What relevance does Atha have for you in your life in general or as you begin Yoga School?

If not now, when? So the famous question goes. As an expert procrastinator, the question tends to carry a bit of sting when I contemplate it. But moving past that, perhaps there’s a deeper relevance to Atha, to “now”, in the context of practicing the yogic way.
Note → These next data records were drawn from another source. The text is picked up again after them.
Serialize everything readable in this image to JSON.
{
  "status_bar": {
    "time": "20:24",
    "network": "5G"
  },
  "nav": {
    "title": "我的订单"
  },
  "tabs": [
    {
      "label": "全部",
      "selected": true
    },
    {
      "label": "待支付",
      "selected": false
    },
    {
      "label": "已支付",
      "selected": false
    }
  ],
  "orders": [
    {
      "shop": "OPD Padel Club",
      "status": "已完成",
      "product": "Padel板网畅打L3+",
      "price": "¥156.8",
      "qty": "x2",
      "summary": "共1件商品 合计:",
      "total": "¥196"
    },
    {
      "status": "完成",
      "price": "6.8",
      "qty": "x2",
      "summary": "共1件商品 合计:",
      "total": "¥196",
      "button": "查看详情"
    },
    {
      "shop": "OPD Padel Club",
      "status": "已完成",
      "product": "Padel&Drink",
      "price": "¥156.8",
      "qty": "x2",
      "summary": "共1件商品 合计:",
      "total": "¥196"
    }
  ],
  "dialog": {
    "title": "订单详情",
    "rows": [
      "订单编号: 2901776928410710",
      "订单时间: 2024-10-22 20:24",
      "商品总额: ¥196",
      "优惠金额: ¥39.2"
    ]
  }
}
First, there’s an honoring of the journey that has brought me to this point. In practicing forgiveness of the self, it may be absolutely necessary to honor the failures as well as the perceived successes. It would seem that messy experience is the soil, the fertilizer, the earth in which the seed of something new can sprout. There seems to be a need to look back, to feel deeply into what may have been glossed over at the time, and to engage with whatever still carries a charge into the present. Perhaps honoring the past means that we gather up the broken pieces that haven’t re-integrated into the whole yet, and carry them into the present, the only place where we can gaze upon them with attention and offer what was rejected acceptance.

I can feel Atha as an exhalation, a deep sigh, a letting go and a sense of “finally, here we are, we can begin.”

On an even deeper arc, Atha seems to emphasize that now is all there is. The present moment is the only place to experience and engage with what appears as self and other. I become keenly aware that when I seek distraction, I am consciously running from the only place where I might find what I’m truly wanting. That bright, shiny objects are only a reflection. That mental forays into the past and future, while they may have utility, cannot ultimately touch what is.

It, is here. I am here. Now.

Perhaps implicit in Atha is the simple fact that we all wander. Of course we have left home, of course we have become distracted, and no doubt we shall again. But when we remember, when we feel disjointed, discontent, even desperate — well, now, the teachings of yoga.